Sierra Leone Partners with Qhala to Demystify AI for the Civil Service

Sierra Leone partners with Qhala to bring practical AI to its civil service, starting with training and pilots. Year one targets 500 officials trained and 10-15 AI workflows live.

Categorized in: AI News Government
Published on: Oct 04, 2025
Sierra Leone Partners with Qhala to Demystify AI for the Civil Service

Government Partners with Qhala to Boost AI Adoption Across Sierra Leone's Civil Service

Sierra Leone's Ministry of Communication, Technology and Innovation has signed a Memorandum of Understanding with Qhala, a Nairobi-based digital transformation company, to bring practical AI capabilities into the public sector. The agreement was signed during the Sierra Leone Innovation Showcase on the sidelines of UNGA80.

The goal is straightforward: demystify AI for public officials and enable everyday use across ministries and agencies. The program focuses on training, responsible adoption, and measurable improvements in service delivery and decision quality.

What the partnership includes

  • AI Masterclass for Policymakers: hands-on sessions for senior officials on practical use, policy implications, and risk controls.
  • Q Academy: a learning hub built around 4IR policies, giving teams tools, exercises, and resources to apply AI responsibly.
  • Capacity building: targeted support across ministries to embed AI into core workflows and public services.
  • Policy development: guidance to craft inclusive and ethical AI policies grounded in local context.
  • Cross-sector collaboration: structured engagement with academia, civil society, and the private sector.

Implementation begins later this year, starting with the first 4IR & blockchain hackathon and the AI Masterclass for policymakers.

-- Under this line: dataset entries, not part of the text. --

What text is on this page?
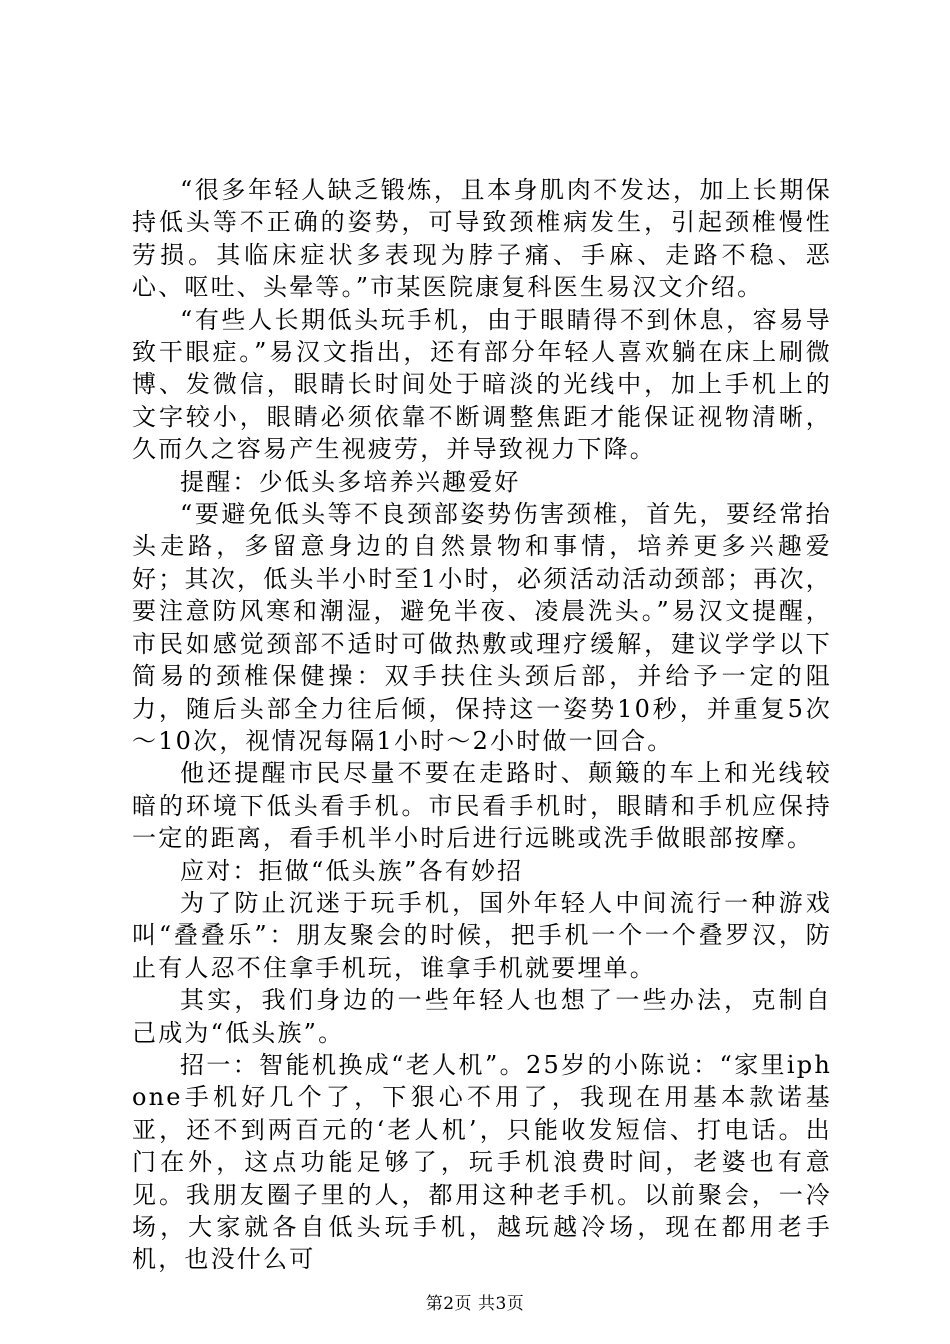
“很多年轻人缺乏锻炼，且本身肌肉不发达，加上长期保持低头等不正确的姿势，可导致颈椎病发生，引起颈椎慢性劳损。其临床症状多表现为脖子痛、手麻、走路不稳、恶心、呕吐、头晕等。”市某医院康复科医生易汉文介绍。

“有些人长期低头玩手机，由于眼睛得不到休息，容易导致干眼症。”易汉文指出，还有部分年轻人喜欢躺在床上刷微博、发微信，眼睛长时间处于暗淡的光线中，加上手机上的文字较小，眼睛必须依靠不断调整焦距才能保证视物清晰，久而久之容易产生视疲劳，并导致视力下降。

提醒：少低头多培养兴趣爱好

“要避免低头等不良颈部姿势伤害颈椎，首先，要经常抬头走路，多留意身边的自然景物和事情，培养更多兴趣爱好；其次，低头半小时至1小时，必须活动活动颈部；再次，要注意防风寒和潮湿，避免半夜、凌晨洗头。”易汉文提醒，市民如感觉颈部不适时可做热敷或理疗缓解，建议学学以下简易的颈椎保健操：双手扶住头颈后部，并给予一定的阻力，随后头部全力往后倾，保持这一姿势10秒，并重复5次～10次，视情况每隔1小时～2小时做一回合。

他还提醒市民尽量不要在走路时、颠簸的车上和光线较暗的环境下低头看手机。市民看手机时，眼睛和手机应保持一定的距离，看手机半小时后进行远眺或洗手做眼部按摩。

应对：拒做“低头族”各有妙招

为了防止沉迷于玩手机，国外年轻人中间流行一种游戏叫“叠叠乐”：朋友聚会的时候，把手机一个一个叠罗汉，防止有人忍不住拿手机玩，谁拿手机就要埋单。

其实，我们身边的一些年轻人也想了一些办法，克制自己成为“低头族”。

招一：智能机换成“老人机”。25岁的小陈说：“家里iphone手机好几个了，下狠心不用了，我现在用基本款诺基亚，还不到两百元的‘老人机’，只能收发短信、打电话。出门在外，这点功能足够了，玩手机浪费时间，老婆也有意见。我朋友圈子里的人，都用这种老手机。以前聚会，一冷场，大家就各自低头玩手机，越玩越冷场，现在都用老手机，也没什么可

第2页 共3页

Why this matters for public officials

AI can reduce backlog, improve response times, and strengthen outcomes when used with clear rules and quality data. Expect faster brief drafting, better evidence synthesis, and tighter controls on routine tasks that consume staff hours.

  • Create policy briefs and summaries from long reports and consultations.
  • Aggregate citizen feedback and produce clear options for decision-making.
  • Streamline case triage and document routing for frontline services.
  • Flag anomalies in procurement and grant reporting for review.
  • Translate and standardize documents across departments.
  • Build simple dashboards from spreadsheets to track KPIs.

How ministries can get ready now

  • Run a quick audit of high-volume, rules-based tasks that slow teams down.
  • Select 3-5 priority use cases with clear success metrics and data access.
  • Nominate an AI focal point per department to coordinate training and pilots.
  • Establish data governance basics: access controls, privacy, and audit trails.
  • Choose pilot teams, define roles, and set a 60-90 day delivery window.
  • Prepare lightweight procurement and risk checklists for AI tools.

Leadership perspectives

Hon. Salima Monorma Bah, Minister of Communication, Technology and Innovation, called the collaboration a key step in Sierra Leone's digital transformation. The focus is practical use across the civil service to make government more efficient, data-driven, and responsive to citizens.

Dr. Shikoh Gitau, CEO and Founder of Qhala, underscored the need to build local skills so policymakers can design and use AI systems that are ethical, inclusive, and grounded in local realities.

Guardrails and accountability

  • Use AI as an assistant, with human oversight on sensitive decisions.
  • Document data sources, assumptions, and model limitations.
  • Apply fairness checks and publish clear redress channels for citizens.
  • Prioritize local context and language in datasets and evaluations.

Training pathways

Officials will gain access to the AI Masterclass and Q Academy as core learning tracks. For teams seeking additional practice by role, explore structured options at Complete AI Training - Courses by Job.

What success looks like in year one

  • At least 500 public officials trained with assessed competencies.
  • 10-15 AI-assisted workflows live across priority ministries.
  • 20-40% reduction in processing time for selected services.
  • Standard operating procedures for AI use, risk review, and audits.
  • Public reporting on outcomes, including citizen satisfaction trends.

This MoU moves beyond talk and into execution: skills, policies, pilots, and measurable results. With clear guardrails and focused use cases, AI can help the civil service deliver faster, fairer, and more reliable services for the public.